Provavelmente, eis a razão da vulgaridade em presenciarmos alguém narrando certos episódios que terá vivido, enquanto viajante, regra geral, motes bem vindos para jantares e serões de convívio, ou mesmo naqueles entrementes de gare ou trem em que é preciso conversar para ludibriar as horas. O mesmo acontecendo, certamente, com os escritores que, nos seus apontamentos de jornada, destacam as suas envolvências pessoais.

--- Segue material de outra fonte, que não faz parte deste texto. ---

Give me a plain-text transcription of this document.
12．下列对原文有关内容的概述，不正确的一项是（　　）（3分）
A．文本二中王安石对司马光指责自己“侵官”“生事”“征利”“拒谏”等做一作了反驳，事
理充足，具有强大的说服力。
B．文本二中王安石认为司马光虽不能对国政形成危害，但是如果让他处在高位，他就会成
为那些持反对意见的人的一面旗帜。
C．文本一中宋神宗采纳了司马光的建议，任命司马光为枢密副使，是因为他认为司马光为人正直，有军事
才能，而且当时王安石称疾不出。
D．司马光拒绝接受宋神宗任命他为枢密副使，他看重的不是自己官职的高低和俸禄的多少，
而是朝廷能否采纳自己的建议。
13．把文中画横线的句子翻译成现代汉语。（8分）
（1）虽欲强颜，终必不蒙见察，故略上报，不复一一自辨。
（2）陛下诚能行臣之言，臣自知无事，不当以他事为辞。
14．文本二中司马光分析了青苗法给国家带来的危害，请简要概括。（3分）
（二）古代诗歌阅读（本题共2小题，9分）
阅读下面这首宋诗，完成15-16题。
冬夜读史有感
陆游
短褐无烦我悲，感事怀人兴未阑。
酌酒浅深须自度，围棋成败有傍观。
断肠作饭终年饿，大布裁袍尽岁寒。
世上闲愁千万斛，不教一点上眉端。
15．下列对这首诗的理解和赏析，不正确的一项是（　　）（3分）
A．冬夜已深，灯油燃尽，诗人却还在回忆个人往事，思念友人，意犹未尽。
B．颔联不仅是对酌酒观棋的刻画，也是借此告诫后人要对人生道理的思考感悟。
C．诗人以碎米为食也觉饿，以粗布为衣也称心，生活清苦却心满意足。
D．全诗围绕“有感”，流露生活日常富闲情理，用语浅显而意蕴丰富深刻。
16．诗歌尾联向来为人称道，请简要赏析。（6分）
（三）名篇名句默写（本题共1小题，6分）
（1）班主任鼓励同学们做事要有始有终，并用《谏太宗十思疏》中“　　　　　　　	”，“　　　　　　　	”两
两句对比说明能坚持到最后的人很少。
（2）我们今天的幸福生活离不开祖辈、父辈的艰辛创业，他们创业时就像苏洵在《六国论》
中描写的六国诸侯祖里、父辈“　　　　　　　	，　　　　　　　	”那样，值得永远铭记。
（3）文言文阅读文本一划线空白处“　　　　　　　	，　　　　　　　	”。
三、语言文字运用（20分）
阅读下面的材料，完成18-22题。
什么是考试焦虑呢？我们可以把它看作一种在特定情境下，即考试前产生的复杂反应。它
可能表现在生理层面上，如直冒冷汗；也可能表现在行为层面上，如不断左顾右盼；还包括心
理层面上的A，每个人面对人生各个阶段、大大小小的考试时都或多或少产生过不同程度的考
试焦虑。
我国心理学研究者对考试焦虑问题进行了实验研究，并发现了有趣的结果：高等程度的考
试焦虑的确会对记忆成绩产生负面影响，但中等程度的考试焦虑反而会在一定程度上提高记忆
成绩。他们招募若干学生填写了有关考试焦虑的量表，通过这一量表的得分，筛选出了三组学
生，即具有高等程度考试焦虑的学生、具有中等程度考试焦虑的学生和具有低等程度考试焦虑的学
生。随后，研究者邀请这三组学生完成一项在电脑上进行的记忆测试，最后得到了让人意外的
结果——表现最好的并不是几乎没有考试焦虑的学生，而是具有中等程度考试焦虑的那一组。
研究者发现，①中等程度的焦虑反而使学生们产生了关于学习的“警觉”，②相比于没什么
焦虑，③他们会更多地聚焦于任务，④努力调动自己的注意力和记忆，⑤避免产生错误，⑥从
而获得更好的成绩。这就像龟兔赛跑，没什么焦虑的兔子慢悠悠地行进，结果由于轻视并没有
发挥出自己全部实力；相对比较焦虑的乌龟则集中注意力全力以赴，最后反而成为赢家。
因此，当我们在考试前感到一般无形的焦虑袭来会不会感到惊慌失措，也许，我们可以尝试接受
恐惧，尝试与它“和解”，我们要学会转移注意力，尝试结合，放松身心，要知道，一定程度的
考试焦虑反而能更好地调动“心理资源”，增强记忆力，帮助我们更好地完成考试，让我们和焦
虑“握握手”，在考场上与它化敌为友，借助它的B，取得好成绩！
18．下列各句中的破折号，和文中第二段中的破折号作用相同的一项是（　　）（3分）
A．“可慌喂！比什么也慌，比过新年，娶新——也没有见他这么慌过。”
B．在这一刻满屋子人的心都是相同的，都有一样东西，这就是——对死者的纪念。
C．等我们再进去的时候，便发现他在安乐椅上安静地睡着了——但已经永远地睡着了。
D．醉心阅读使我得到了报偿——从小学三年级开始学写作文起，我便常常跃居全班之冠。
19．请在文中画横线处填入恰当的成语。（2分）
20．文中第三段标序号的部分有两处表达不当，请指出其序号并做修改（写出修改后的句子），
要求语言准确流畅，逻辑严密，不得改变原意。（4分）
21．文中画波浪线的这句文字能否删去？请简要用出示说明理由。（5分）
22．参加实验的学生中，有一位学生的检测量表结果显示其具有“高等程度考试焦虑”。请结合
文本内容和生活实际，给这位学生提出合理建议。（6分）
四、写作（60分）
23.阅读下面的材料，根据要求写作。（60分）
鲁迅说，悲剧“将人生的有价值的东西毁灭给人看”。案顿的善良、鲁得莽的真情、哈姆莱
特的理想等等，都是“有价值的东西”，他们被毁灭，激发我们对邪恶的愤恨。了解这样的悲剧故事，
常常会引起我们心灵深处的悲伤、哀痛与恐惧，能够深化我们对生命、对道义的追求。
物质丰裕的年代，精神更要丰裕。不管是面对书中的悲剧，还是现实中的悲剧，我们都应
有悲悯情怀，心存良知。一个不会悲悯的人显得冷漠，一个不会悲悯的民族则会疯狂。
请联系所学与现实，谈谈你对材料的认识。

Bem, com toda a sinceridade, nada me impediria de traçar esse rumo. Os acasos da vida reservam-nos surpresas que, amiúde, se nos gravam na memória, quer, tão só, pelo engraçado de uma situação, como pela relevância que, eventualmente, possam repercutir no mais fundo do nosso próprio ser. Pois no decurso de uma viagem, pela nossa mais intensa sede de bebermos o ar que nos rodeia, são mais fartas as probabilidades para que tais encontros nos envolvam ou, se quisermos, para que tenhamos a sensibilidade de nos deixarmos tocar e, assim, em eles atentarmos. Alguns chegam ao ponto de raiarem as nossas classificações do mistério, como o que o Luís Carlos dos Santos, grande amigo meu, interpretou na carreira aérea entre Lisboa e o Rio de Janeiro, ao deparar-se-lhe a feliz coincidência de se sentar ao lado de um velho professor que era amigo chegado da pessoa a quem ele se deveria dirigir, em São Salvador da Bahia, e, além disso, íntimo e grande admirador da obra do pensador para quem o Luís tinha a delicadeza de funcionar como correio. Semelhante a esta, tenho conhecimento de outras casualidades de vagabundo e também eu, e em vários planos, tenho o meu modesto capital de comparticipação na empresa. Sem ter querido fazer dessas historietas e pequenos eventos o conteúdo deste meu livrinho, não resisti a terminá-lo, como o iniciei, com uma série de notas pessoais e, desta vez, relatando aquele que foi o mais agradável e inesperado contacto com que a minha existência me brindou. Teve lugar em Londres, no Natural History Museum, onde tive oportunidade de cambiar ideias com um importante cientista a quem conhecia e muito admirava pelos trabalhos no patamar da biologia do Homem.
A minha actividade antropológica é pública e é conhecido o meu interesse pelas questões do racismo, domínio em que tenho feito investigação e em que espoletei perspectivas singulares e, se não é imodéstia sustentá-lo, as quais posso até designar como inovadoras. Tudo começou por motivações meramente particulares que a encomenda de uma organização não governamental de cariz cristão fez prolongar e aprofundar até ao nível em que fiquei no livro a que dei o título, “Tira O Dedo Do Nariz”. Desde o primeiro momento, nas minhas conclusões, surpreendeu-me que a ultrapassagem daqueles preconceitos implique, afinal, medidas em âmbitos tão visíveis como o ensino do conhecimento científico ou as mais prosaicas regras de boa educação e relacionamentos diários. Nas minhas andanças da divulgação de teses anti-racistas que era outro dos desideratos que a citada solicitação laboral implicava, recordo até uma palestra que proferi na Faculdade de Psicologia, da Universidade do Porto, em cujo período reservado ao debate tive o prazer de escutar a uma veneranda anciã que, segundo disse, sem nunca ter necessitado de toda aquela elaboração teórica, sempre tinha assumido e praticado um comportamento contrário à segregação e, mais que isso, propício à mistura entre grupos raciais, para o que lhe bastou viver de acordo com os ensinamentos de Jesus Cristo. Ora o que me deixou desconcertado, foi, precisamente, a consciencialização de tão estreita via para evitarmos o racismo.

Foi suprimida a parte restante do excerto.